Türk daması
Türk daması, oynanışı ile farklılık gösteren Türkiye'de oynanan dama oyunudur.
Oynayış
64 kareden oluşan 8x8 bir tahta üzerinde 16'sı siyah, 16'sı beyaz olarak 32 taş ile oynanır. İkinci ve üçüncü sıraya beyaz taşlar,
altıncı ve yedinci sıraya siyah taşlar dizilir ve oyuna beyaz taraf başlar. Taşlar, klasik damanın aksine çapraz hareket etmez,
komşu kareler boş ise sağa, sola ve ileri hareket edebilir fakat geri gidemez. Bütün taşların amacı en ileri sıradaki kareye ulaşıp
"dama" olmaktır. Dama olarak güçlenen taş geri hareket kabiliyeti kazanır, ayrıca karşı tarafın bir veya birkaç taşını almak şartıyla
birden fazla karede L şeklinde hareket edebilir. Taşlar arasında en kıymetli taş dama olarak adlandırılan bu taştır. Damaya ulaşamamış
taşlar "yoz" olarak adlandırılır. Dama olmuş taşın hareket kabiliyeti yüksek olduğu için (oyuncunun ustalık derecesine göre) dama,
5 yoz taş değerinde görülür, yani bir dama taşı elde edebilmek için 5 yoz taş feda edilebilir.

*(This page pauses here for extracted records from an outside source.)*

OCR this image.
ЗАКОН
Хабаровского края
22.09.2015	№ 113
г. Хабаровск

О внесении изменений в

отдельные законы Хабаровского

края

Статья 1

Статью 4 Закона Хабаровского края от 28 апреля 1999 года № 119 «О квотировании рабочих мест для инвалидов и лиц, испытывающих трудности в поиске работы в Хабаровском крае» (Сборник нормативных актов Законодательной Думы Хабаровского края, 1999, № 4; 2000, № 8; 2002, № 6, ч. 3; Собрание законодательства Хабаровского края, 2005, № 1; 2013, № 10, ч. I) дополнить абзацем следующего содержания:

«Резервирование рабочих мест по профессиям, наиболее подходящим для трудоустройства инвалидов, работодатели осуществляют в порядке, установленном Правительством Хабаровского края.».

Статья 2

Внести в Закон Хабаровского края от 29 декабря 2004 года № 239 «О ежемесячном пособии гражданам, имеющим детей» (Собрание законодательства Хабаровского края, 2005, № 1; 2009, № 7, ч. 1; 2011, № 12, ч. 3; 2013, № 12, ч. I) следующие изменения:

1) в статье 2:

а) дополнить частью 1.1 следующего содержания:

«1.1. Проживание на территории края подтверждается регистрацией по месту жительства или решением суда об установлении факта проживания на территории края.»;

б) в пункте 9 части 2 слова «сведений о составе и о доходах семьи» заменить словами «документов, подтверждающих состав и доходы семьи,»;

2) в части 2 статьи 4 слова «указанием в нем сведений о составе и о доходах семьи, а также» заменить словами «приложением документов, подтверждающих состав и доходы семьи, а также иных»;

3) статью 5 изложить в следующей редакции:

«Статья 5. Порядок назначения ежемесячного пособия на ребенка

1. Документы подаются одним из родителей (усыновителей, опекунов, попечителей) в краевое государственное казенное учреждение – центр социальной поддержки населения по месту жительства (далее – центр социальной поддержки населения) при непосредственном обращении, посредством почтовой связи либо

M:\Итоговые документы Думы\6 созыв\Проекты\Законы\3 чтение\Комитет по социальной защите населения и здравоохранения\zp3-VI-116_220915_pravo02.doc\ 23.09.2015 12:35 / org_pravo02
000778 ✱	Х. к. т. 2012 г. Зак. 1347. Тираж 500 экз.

Türk damasında amaç karşı tarafın taşlarını tüketip oyunu kazanmaktır. Her iki oyuncununda bir hamle hakkı vardır.
Bir taraf hamlesini yaptıktan sonra sıra karşı tarafa geçer. Oyun sonunda her iki tarafın da bir taşı kalmışsa
(taşlardan biri dama olsa bile), oyun beraberlikle sonuçlanır ve bu durum "gayyım" olarak adlandırılır.
Kurallar
- Oyuncu, yerinden kaldırdığı taşı oynamak zorundadır, asla hamlesinden vazgeçemez..
- Her iki taraf da; rakibin taşını alma imkânı varsa bunu ilk hamlesinde yapmak zorundadır.
- Birkaç yönde taş alma durumunda çok olan taşları almak mecburidir.
- Oyuncunun 3 adet pas hakkı bulunmaktadır.
Tarihçe
1889 yılında Kitapçı Harekil Efendi iki dama risalesi yayımlamıştır. Beyazıt Devlet kütüphanesi'nde bulunan bu eserde dönemin
ünlü damacılarının oyunlarına yer verilmiştir. Eserde; Ethem Bey, Derviş Hampar, Nadir Molla, Halil Paşa, Şakir Baba ve İbrahim
Bey'in ünlü oyunları anlatılmaktadır. Sultan Abdülaziz bir dama meraklısı olduğu için o dönem Türk daması için görkemli bir dönem olarak anılmaktadır.
Kaynak
- Bilim ve Teknik dergisi, Nisan 1994 sayısı.